The Rheingau Music Festival’s 2014 prize, worth 10,000 Euros, has been awarded to the German conductor and pianist Christoph Eschenbach.

Well, he’s had a tough year, being kicked around by critics and orchestras from here to kingdom come.



  • Brian says:

    Not quite as dubious as the $1m given Birgit Nilsson Prize given to the Vienna Philharmonic this year (what did they ever do with that money, by the way?) but still – another case of the rich and powerful rewarding each other. I wonder how many struggling arts organizations could have used that $10K to make their next payroll?

  • Brian says:

    Oops, make that 10,000 euros – or $13,500.

  • Don Ciccio says:

    The reviews of his last NSO concert of the past season (Bruckner’s 8th Symphony) were unanimously favorable and often much more than that – deservedly, I would say. But hey, this is good news and we don’t need that here.

  • Thomas says:

    There is nothing wrong with receiving a prize, but what is outrageous here is that the prize of €10,000 Euros is being given to the third highest paid conductor currently performing before the public. Working in the classical music business for just over eighteen years, I know very well the reputations of most all of the leading soloists and conductors. Eschenbach is known, across the board, as extremely, extremely greedy and unapologetically ungenerous with his money. I am not going to debate here whether he deserves this or that prize, but I will say that I find it extremely “cheap” to offer a prize of €10,000 Euros to a multi million dollar paid conductor and one who is not known for being at the forefront of charitable giving and “aiding causes” with the level of generosity commensurate with his ability. How much better it would have been for the Rheingau Music Festival to have awarded the money to a struggling, but talented young musician, for whom €10,000 Euros would mean a lot and it would help develop a career. Giving it to Eschenbach is just keeping the political machine turning and doing nothing for those talented musicians in need. I actually find this all rather distasteful, especially when I know the reputation of this sadly unliked man.

  • brian from Washington says:

    You are right Don, good news about Eschenbach is not needed here. Why Mr Lebrecht twists someone giving Eschenbach a prize for his “impressive and extraordinary” achievements as a musician into an occasion for snide comment is beyond me. Presumably any kind of good news or good reviews about Eschenbach is enough to ruin Mr Lebrecht’s day. That’s strange, particularly since Lebrecht shares some defining characteristics with the Maestro: they are both successful and they are both controversial.
    Eschenbach’s Bruckner was magnificent:

  • George says:

    I think that you are missing the point completely here.

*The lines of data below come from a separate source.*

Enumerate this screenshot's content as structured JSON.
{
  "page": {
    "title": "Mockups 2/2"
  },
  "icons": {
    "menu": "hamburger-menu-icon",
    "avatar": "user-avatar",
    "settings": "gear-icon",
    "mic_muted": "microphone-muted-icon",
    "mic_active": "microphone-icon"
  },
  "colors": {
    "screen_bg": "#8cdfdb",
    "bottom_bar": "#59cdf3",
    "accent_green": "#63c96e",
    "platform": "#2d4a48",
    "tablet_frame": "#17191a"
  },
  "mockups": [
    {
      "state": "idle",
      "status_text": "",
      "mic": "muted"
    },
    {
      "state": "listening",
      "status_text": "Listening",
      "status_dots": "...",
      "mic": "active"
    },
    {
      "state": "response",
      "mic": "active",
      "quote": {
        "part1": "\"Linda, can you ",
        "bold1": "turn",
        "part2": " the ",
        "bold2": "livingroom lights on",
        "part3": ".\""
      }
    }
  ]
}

Forget about Eschenbach, who is well-known to readers here as being an extremely controversial and often despised individual. The issue here is how wrong it is to give “MONEY” to an already wealthy individual. Fine if they want to shower him with prizes, but to offer the prize in the form of money, and a rather small sum at that, is tacky and in very poor taste. I’m sure that Eschenbach will take that money and neither he nor the Rheingau Festival would ever imagine, for example, giving him 10,000 Euros to give to a young and needy, under 25 year old musician of his choosing. Now that would show more intelligence and class. Simply transferring 10,000 Euros into Eschenbach’s bank account is a drop in the bucket and is an extremely undignified way to honour his work and it is also undignified of Eschenbach to accept it and not immediately propose a more decent arrangement. I’m sure that won’t happen, which makes me believe the terrible things that I’ve both read (not only here) and heard about this, for me, unexciting and pretentious conductor.